Meet SPOT: HCA Healthcare's 'smoke detector' for sepsis

Nashville, Tenn.-based HCA Healthcare is sounding the alarm when it comes to sepsis.

In 2018, the health system rolled out Sepsis Prediction and Optimization of Therapy, an algorithm-driven, real-time sepsis alert system. At present, 154 of HCA's 185 affiliated hospitals are using SPOT, and the efforts are paying off. HCA clinicians can now detect sepsis up to 18 hours sooner.

"The combination of our efforts through the Surviving Sepsis Campaign from 2013-17, plus the implementation of SPOT in 2018, has saved approximately 8,000 lives," said Jonathan Perlin, MD, PhD, CMO and president of clinical services at HCA Healthcare.

Dr. Perlin spoke with Becker's Hospital Review about the new sepsis alert system, along with some of HCA's other quality improvement efforts.

Editor's note: Responses have been lightly edited for length and clarity.

Question: How does SPOT help HCA clinicians detect sepsis earlier?

Dr. Jonathan Perlin: SPOT helps HCA Healthcare clinicians essentially do the impossible; it allows them to simultaneously be at the bedside giving care while also being completely aware of every new piece of lab data that defines sepsis.

The traditional approach to treating sepsis is to first recognize the warning signs, which is akin to recognizing a fire when flames are shooting out of a building. We built SPOT to be a smoke detector for sepsis. It monitors the computer 24 hours a day, seven days a week, 365 days a year to "sniff out" the first signals of sepsis. When those signals fulfill the criteria for sepsis, they are presented to our clinicians at the bedside, who will react immediately. Every hour of delayed diagnosis results in up to an 8 percent increase in sepsis mortality. With SPOT, we are able to get somewhere between five and 18 hours of earlier lead time on sepsis and, in the process, save lives.

Q: How did you ensure staff members were on board with the new technology and used SPOT correctly?

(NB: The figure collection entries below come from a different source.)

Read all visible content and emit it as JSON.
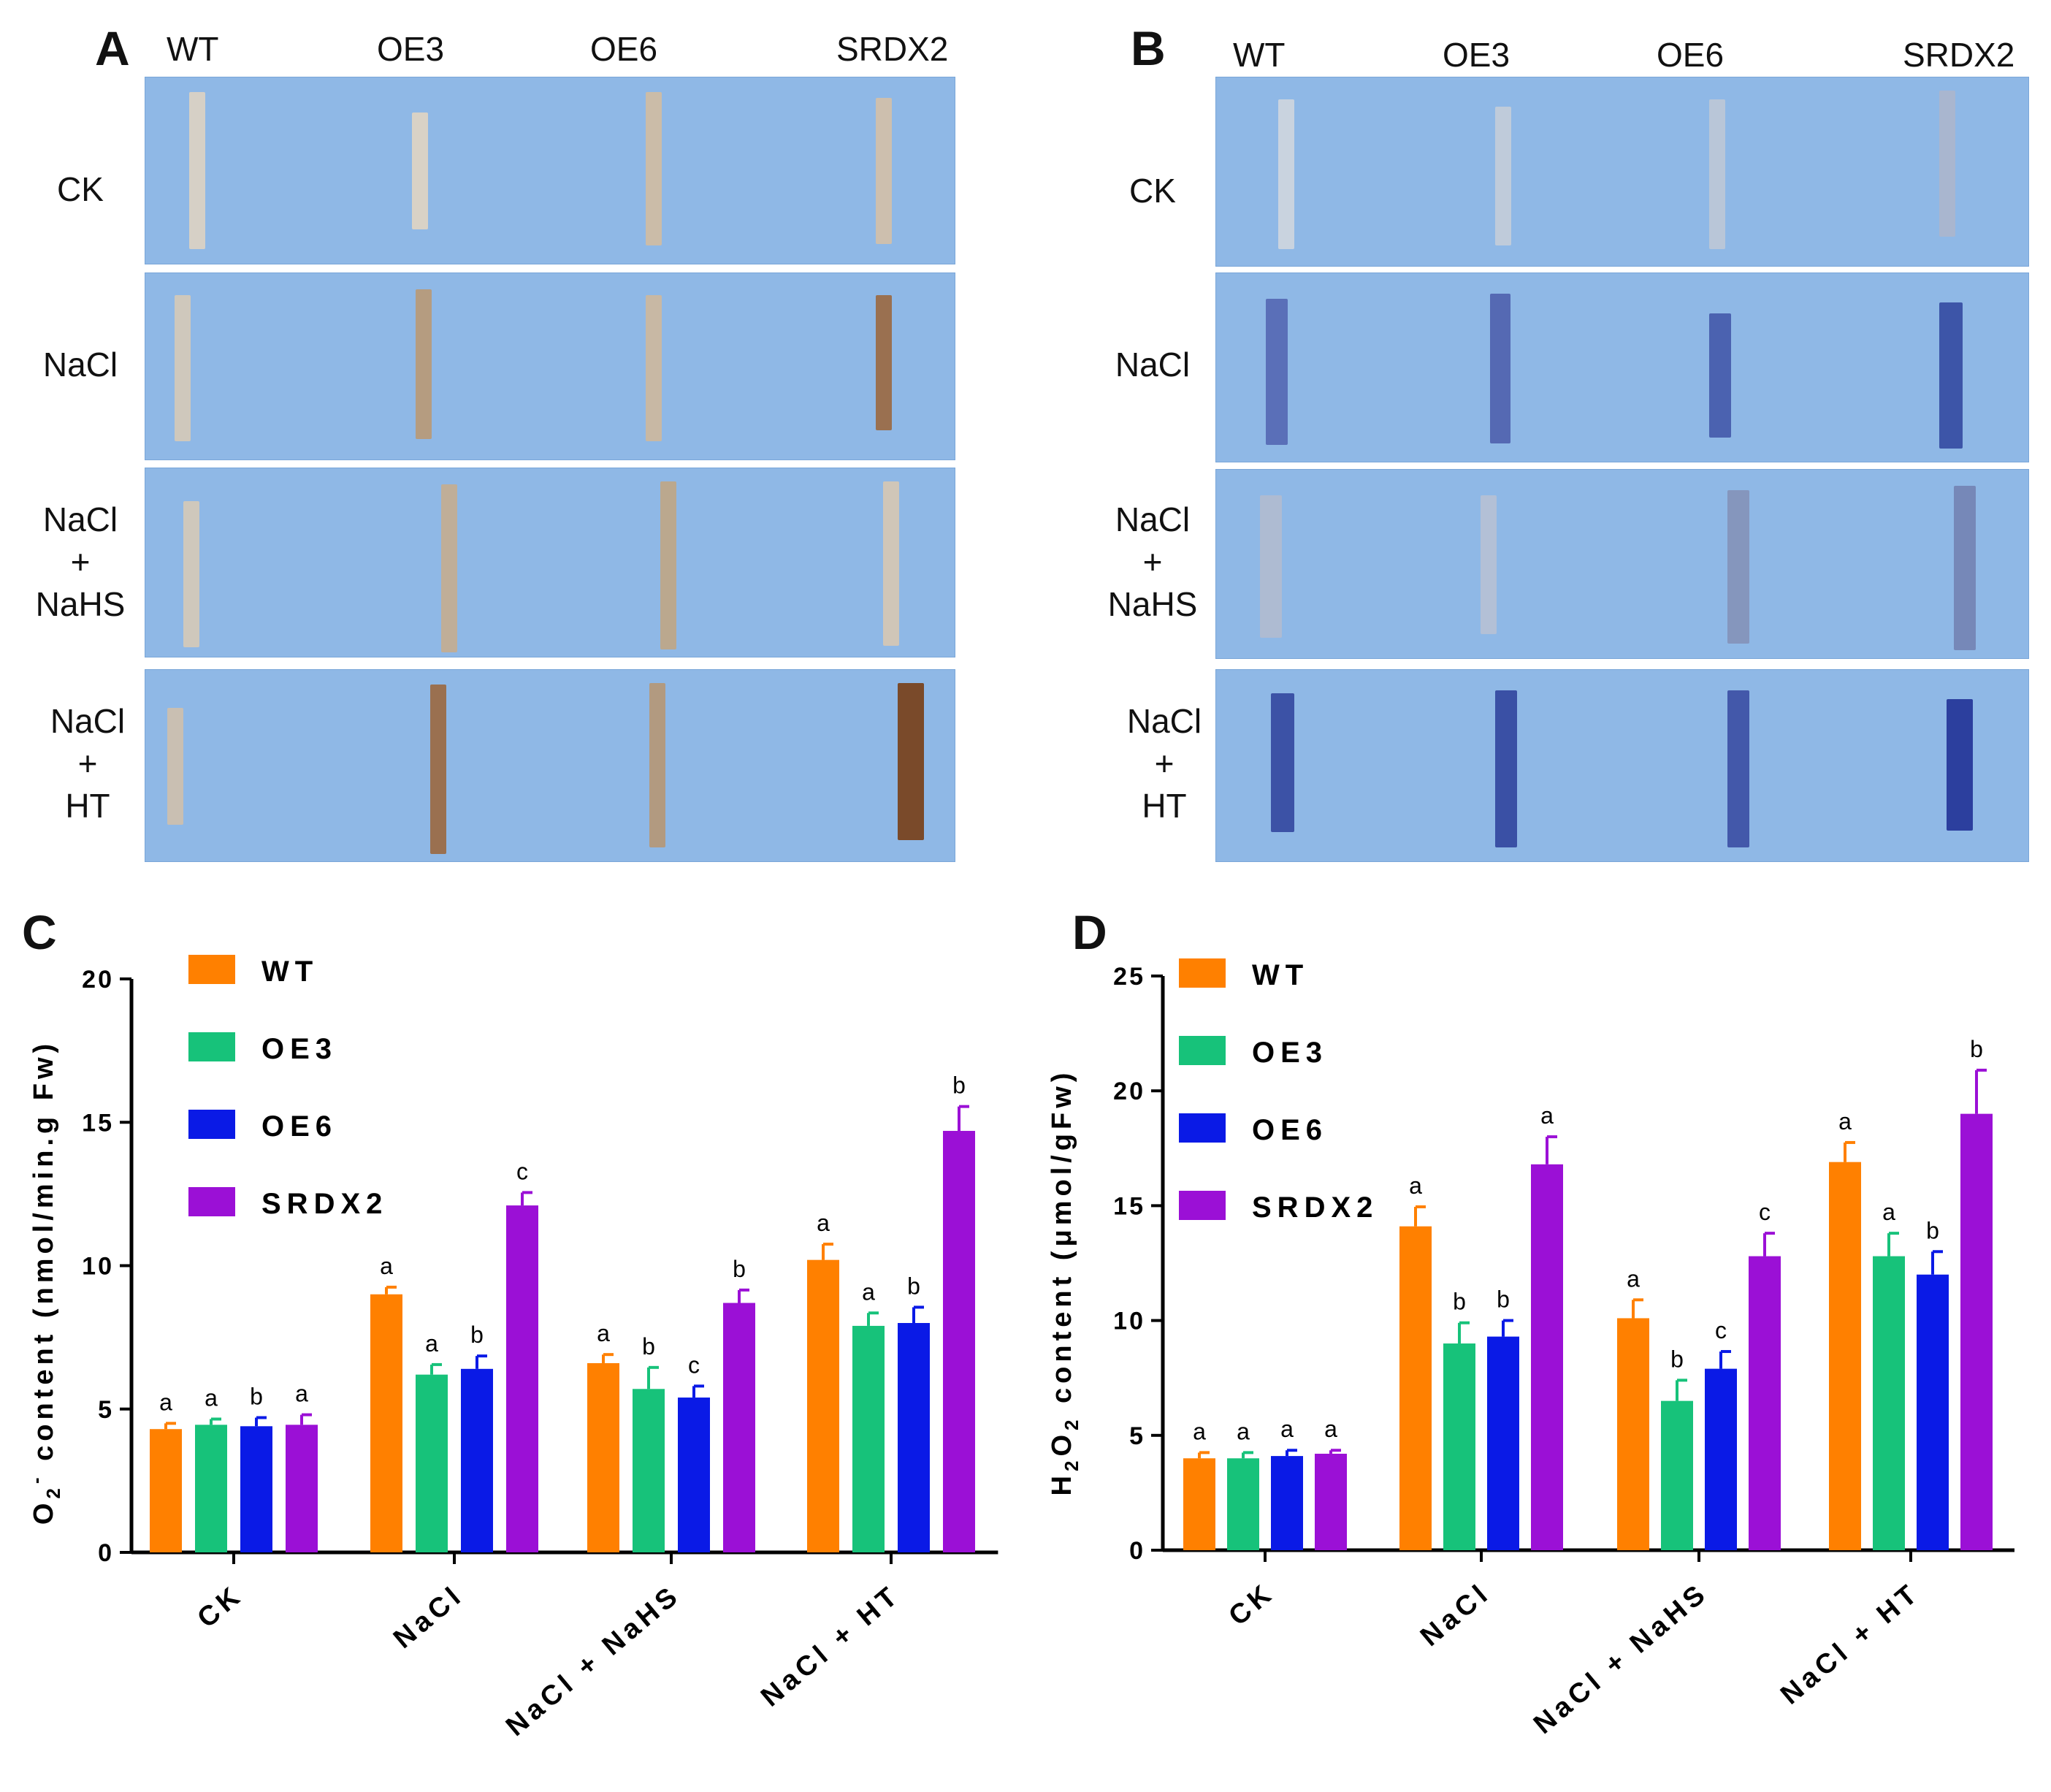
{
  "panels": {
    "A": {
      "letter": "A"
    },
    "B": {
      "letter": "B"
    },
    "C": {
      "letter": "C"
    },
    "D": {
      "letter": "D"
    }
  },
  "photo_columns": [
    "WT",
    "OE3",
    "OE6",
    "SRDX2"
  ],
  "photo_rows": [
    {
      "lines": [
        "CK"
      ]
    },
    {
      "lines": [
        "NaCl"
      ]
    },
    {
      "lines": [
        "NaCl",
        "+",
        "NaHS"
      ]
    },
    {
      "lines": [
        "NaCl",
        "+",
        "HT"
      ]
    }
  ],
  "colors": {
    "WT": "#ff8000",
    "OE3": "#17c27a",
    "OE6": "#0a1ae6",
    "SRDX2": "#9b10d6",
    "photo_bg": "#8fb8e6",
    "dab_stain": "#7a4a2a",
    "nbt_stain": "#2c3f9e"
  },
  "chart_data": [
    {
      "panel": "C",
      "type": "bar",
      "ylabel": "O2- content (nmol/min.g Fw)",
      "ylim": [
        0,
        20
      ],
      "yticks": [
        0,
        5,
        10,
        15,
        20
      ],
      "categories": [
        "CK",
        "NaCl",
        "NaCl + NaHS",
        "NaCl + HT"
      ],
      "series": [
        {
          "name": "WT",
          "color": "#ff8000",
          "values": [
            4.3,
            9.0,
            6.6,
            10.2
          ],
          "errors": [
            0.2,
            0.25,
            0.3,
            0.55
          ],
          "letters": [
            "a",
            "a",
            "a",
            "a"
          ]
        },
        {
          "name": "OE3",
          "color": "#17c27a",
          "values": [
            4.45,
            6.2,
            5.7,
            7.9
          ],
          "errors": [
            0.2,
            0.35,
            0.75,
            0.45
          ],
          "letters": [
            "a",
            "a",
            "b",
            "a"
          ]
        },
        {
          "name": "OE6",
          "color": "#0a1ae6",
          "values": [
            4.4,
            6.4,
            5.4,
            8.0
          ],
          "errors": [
            0.3,
            0.45,
            0.4,
            0.55
          ],
          "letters": [
            "b",
            "b",
            "c",
            "b"
          ]
        },
        {
          "name": "SRDX2",
          "color": "#9b10d6",
          "values": [
            4.45,
            12.1,
            8.7,
            14.7
          ],
          "errors": [
            0.35,
            0.45,
            0.45,
            0.85
          ],
          "letters": [
            "a",
            "c",
            "b",
            "b"
          ]
        }
      ]
    },
    {
      "panel": "D",
      "type": "bar",
      "ylabel": "H2O2 content (μmol/gFw)",
      "ylim": [
        0,
        25
      ],
      "yticks": [
        0,
        5,
        10,
        15,
        20,
        25
      ],
      "categories": [
        "CK",
        "NaCl",
        "NaCl + NaHS",
        "NaCl + HT"
      ],
      "series": [
        {
          "name": "WT",
          "color": "#ff8000",
          "values": [
            4.0,
            14.1,
            10.1,
            16.9
          ],
          "errors": [
            0.25,
            0.85,
            0.8,
            0.85
          ],
          "letters": [
            "a",
            "a",
            "a",
            "a"
          ]
        },
        {
          "name": "OE3",
          "color": "#17c27a",
          "values": [
            4.0,
            9.0,
            6.5,
            12.8
          ],
          "errors": [
            0.25,
            0.9,
            0.9,
            1.0
          ],
          "letters": [
            "a",
            "b",
            "b",
            "a"
          ]
        },
        {
          "name": "OE6",
          "color": "#0a1ae6",
          "values": [
            4.1,
            9.3,
            7.9,
            12.0
          ],
          "errors": [
            0.25,
            0.7,
            0.75,
            1.0
          ],
          "letters": [
            "a",
            "b",
            "c",
            "b"
          ]
        },
        {
          "name": "SRDX2",
          "color": "#9b10d6",
          "values": [
            4.2,
            16.8,
            12.8,
            19.0
          ],
          "errors": [
            0.15,
            1.2,
            1.0,
            1.9
          ],
          "letters": [
            "a",
            "a",
            "c",
            "b"
          ]
        }
      ]
    }
  ]
}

JP: For an artificial intelligence model to have uptake, it has to be both credible and explainable. SPOT is extremely reliable and has very few false positives. In fact, it is more than 50 percent more accurate at excluding patients who don't have sepsis than even the best clinician. So that's the credible part. Let me flip to the explainable part. We incorporated SPOT into the workflow in a way that allows the clinicians to see what the computer sees. So rather than saying, "This patient has sepsis," SPOT shows clinicians the criteria for sepsis and the patient's criteria, allowing them to come to their own conclusion.

We're really excited that our coalition has loved using SPOT. Clinicians have told me it's sort of a repayment for all the effort they put into using the EHR. SPOT allows that data to come full circle. The data are captured at the bedside, placed in our data warehouse and then used as decision support, ultimately getting passed back to the bedside to improve care. This is really the definition of a learning health system, and our information infrastructure is meant to allow for that. This process can improve the care of any given patient in real time, as well as improve the knowledge and learning that make both the system and the knowledge base for healthcare better.

Q: What other clinical applications is HCA planning to use machine learning for?

JP: Ten years ago, we decided that we wouldn't just rip out and replace our information system for a slightly prettier one. We wanted to create an information architecture that would be a learning health system, which is predicated on the ability to learn at speed and at scale based on approximately 31 million patient encounters every year. We've brought together our incredible team of IT colleagues and our clinical services group to address our most important problems, which includes sepsis.

Other areas we're interested in using machine learning relate to the surveillance and quick detection of any type of patient deterioration, so that we can offer the safest, most compassionate care environments possible, while also contributing to the general understanding of disease and the improvement of treatment.

Q: If you could fix one patient safety issue overnight, what would it be?

JP: This takes me back to the roots of quality. If I could improve one thing around the country and world, it would be hand hygiene. Sometimes it's not about the big gains, but the little things that every caregiver and family member does that can affect patients. It's often said that if healthcare could be as vigilant about hand hygiene as cruise ships, we'd save many lives.